1. Meet Jenny and Steve, the two members of the Kroehm Duo. In their introduction, they will explain the name of their group and tell you what instruments they play.
2. Steve explained that their first piece was inspired by watching his daughters play in puddles. Can you brainstorm a list of words that describe the feeling of playing in the rain, or splashing in puddles? Draw a picture, write a poem, or tell someone about this feeling. Then, as you listen to this next piece, see if it goes well with your experience.
3. Jenny is a percussionist who specializes in playing the marimba. Listen to her explain a bit about her instrument.
Jenny mentioned that a percussion instrument is anything you "tap, scrape, or shake" to make a sound. Play a quick game of "Percussion instrument or not a percussion instrument?" by looking at the instruments below and labeling them "percussion" or "not percussion."
4. Steve is also a percussionist who specializes in another mallet instrument, the vibraphone.
• Name two similarities between the vibraphone and the marimba.
• Name two differences between the vibraphone and the marimba.
• Can you explain the vibraphone's special feature?
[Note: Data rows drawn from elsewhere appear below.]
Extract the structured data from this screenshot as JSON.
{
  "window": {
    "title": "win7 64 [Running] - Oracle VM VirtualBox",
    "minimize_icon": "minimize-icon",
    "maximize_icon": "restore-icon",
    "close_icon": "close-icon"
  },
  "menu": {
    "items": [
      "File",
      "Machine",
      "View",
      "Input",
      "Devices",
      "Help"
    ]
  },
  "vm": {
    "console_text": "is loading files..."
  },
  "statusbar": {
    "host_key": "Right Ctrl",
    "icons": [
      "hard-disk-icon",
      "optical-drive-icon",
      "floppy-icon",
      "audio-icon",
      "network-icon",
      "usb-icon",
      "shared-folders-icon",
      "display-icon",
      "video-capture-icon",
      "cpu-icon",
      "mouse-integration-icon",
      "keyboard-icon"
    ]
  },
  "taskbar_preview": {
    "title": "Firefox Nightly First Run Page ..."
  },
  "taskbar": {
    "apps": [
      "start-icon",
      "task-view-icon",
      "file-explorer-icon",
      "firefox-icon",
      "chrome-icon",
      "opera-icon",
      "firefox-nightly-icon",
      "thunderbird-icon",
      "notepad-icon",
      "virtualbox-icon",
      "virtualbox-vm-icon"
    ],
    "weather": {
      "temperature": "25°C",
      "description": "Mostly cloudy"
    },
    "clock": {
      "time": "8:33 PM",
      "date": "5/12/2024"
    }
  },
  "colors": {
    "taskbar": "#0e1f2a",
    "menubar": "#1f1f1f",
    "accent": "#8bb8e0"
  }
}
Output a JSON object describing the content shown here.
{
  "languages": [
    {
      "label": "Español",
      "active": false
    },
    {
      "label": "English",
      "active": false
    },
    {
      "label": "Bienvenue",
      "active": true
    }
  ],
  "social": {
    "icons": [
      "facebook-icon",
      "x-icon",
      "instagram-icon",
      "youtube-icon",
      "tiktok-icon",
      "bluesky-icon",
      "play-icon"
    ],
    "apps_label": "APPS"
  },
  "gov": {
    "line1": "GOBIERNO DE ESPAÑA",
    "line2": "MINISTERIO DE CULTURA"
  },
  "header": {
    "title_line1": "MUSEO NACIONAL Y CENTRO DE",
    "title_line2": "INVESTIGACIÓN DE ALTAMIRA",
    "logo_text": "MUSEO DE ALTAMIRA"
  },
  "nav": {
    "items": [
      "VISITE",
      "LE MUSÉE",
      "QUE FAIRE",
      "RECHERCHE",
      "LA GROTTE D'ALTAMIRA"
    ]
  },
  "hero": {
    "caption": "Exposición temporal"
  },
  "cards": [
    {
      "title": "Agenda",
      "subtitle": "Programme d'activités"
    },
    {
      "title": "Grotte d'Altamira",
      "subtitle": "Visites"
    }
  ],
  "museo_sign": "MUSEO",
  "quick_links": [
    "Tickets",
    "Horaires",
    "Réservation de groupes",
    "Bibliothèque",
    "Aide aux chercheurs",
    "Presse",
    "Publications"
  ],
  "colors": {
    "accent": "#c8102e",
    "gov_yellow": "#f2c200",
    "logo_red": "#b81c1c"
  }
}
5. Listen and watch the Kroehm Duo play another original piece, called Hey Fellas.
6. In that last piece, Hey Fellas, the Kroehm Duo did some improvising. They specialize in the skill of improvisation. Listen to Jenny and Steve explain how they improvise together.
Remember that Steve said one way to improvise is by using a "collection of notes" in any order you want. With that in mind, try improvising a melody! Here are some easy ways to try it at home or in the classroom.
• If you have access to a piano or a keyboard, use only the black keys as your collection of notes. Try playing different combinations of black keys. If it's hard to know where to start, try to have an image in your mind. For example, try making "elephant music" (it might be loud and slow) or "bird music" (high and fast).
• Sing an easy and familiar song, something like "Happy Birthday." Start to change the melody a bit by repeating words, either staying on the same note or changing the note.
• Make your own water xylophone with glasses and water. Use this collection of notes to improvise a melody.
7. Now that you know a little about improvisation, notice how Steve and Jenny take turns improvising in this next piece, There's No Tellin'.
8. Finally, Jenny and Steve will review a few key ideas from their Class Notes Concert.